Study shows 9/11 hasn't changed TV news coverage

By David Bauder
Associated Press

A new report suggests that the Sept. 11 terrorist attacks did not cause long-lasting changes in the way television evening news programs cover the world.

ABC, CBS and NBC's broadcasts have returned to a mix of news and features similar to what they aired before Sept. 11, after an intense period of hard-news coverage, reported the Project for Excellence in Journalism.

At the same time, network morning shows still show fewer soft features than they did last summer, the study said.

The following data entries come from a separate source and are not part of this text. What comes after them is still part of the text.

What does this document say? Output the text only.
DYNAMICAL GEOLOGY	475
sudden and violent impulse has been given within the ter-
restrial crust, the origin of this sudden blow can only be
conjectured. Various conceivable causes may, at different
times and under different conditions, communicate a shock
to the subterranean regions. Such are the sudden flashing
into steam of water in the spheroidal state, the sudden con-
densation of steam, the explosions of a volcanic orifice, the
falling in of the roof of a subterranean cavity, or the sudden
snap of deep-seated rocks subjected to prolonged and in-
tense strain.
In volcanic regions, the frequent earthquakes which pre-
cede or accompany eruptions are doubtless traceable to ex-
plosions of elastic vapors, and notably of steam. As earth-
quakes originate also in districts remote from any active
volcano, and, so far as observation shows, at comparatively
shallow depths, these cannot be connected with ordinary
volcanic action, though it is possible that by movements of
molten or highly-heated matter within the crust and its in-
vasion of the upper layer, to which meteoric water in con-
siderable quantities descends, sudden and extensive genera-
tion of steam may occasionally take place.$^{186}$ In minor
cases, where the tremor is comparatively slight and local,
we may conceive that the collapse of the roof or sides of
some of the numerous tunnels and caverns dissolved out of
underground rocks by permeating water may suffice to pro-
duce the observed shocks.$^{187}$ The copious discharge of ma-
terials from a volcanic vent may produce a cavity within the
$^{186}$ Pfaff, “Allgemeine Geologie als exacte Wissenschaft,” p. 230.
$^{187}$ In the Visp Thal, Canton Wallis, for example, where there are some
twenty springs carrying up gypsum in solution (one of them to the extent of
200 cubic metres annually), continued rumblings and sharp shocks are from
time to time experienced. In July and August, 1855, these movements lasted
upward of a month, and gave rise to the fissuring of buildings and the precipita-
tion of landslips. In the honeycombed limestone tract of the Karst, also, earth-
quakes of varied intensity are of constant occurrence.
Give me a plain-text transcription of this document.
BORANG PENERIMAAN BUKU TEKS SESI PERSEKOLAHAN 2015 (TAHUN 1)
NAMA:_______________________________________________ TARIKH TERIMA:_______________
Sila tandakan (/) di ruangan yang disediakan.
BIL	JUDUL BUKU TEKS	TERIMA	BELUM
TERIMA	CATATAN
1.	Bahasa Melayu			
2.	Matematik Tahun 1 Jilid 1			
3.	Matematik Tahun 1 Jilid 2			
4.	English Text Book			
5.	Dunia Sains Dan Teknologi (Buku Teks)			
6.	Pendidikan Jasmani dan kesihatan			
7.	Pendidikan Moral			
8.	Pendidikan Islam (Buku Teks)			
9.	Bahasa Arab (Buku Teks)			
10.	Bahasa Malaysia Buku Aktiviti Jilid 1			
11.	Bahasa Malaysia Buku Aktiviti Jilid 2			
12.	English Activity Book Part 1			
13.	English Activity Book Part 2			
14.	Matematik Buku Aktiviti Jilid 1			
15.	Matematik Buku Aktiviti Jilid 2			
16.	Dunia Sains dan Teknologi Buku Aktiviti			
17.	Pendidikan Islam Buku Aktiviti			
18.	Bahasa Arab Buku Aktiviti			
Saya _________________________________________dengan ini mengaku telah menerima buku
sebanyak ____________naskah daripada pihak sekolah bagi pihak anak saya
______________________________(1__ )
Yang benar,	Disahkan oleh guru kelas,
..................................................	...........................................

The percentage of hard-news stories on the evening news shot up from 46 percent in June 2001 to 80 percent in October. But during the first three months of this year, that percentage had gone down to 52 percent, the study said.

"The fact that the evening news has essentially gone back to the basic formula that it resembled last summer suggests that it's not news that is deciding what network news looks like, it's the format," said project director Tom Rosenstiel.

Paul Slavin, executive producer of ABC's "World News Tonight," questioned the report. Business news, including Tuesday's story about Merrill Lynch & Co. being fined $100 million by the New York attorney general, is defined as soft news in the report, he said.

"Tell that to the Wall Street Journal," he said. "Yes, we have gone back to putting on a more balanced program filled with all sorts of news. Guilty as charged."

Steve Capus, executive producer of NBC's "Nightly News," said viewers indicate the news programs are getting the right mix, since ratings are up this year over last.

"I think the world in May of 2002 is a different place than it was in the weeks after Sept. 11, and our broadcasts reflect that," Capus said. "I hotly dispute the notion that we've gone soft. That's just ridiculous."

The Arab-Israeli conflict has accounted for nearly half of the international stories on the evening news programs this year. Stories from Afghanistan made up just 5 percent of the international coverage. This suggests news decisions are made to a certain extent on where the networks can focus their limited resources, Rosenstiel said.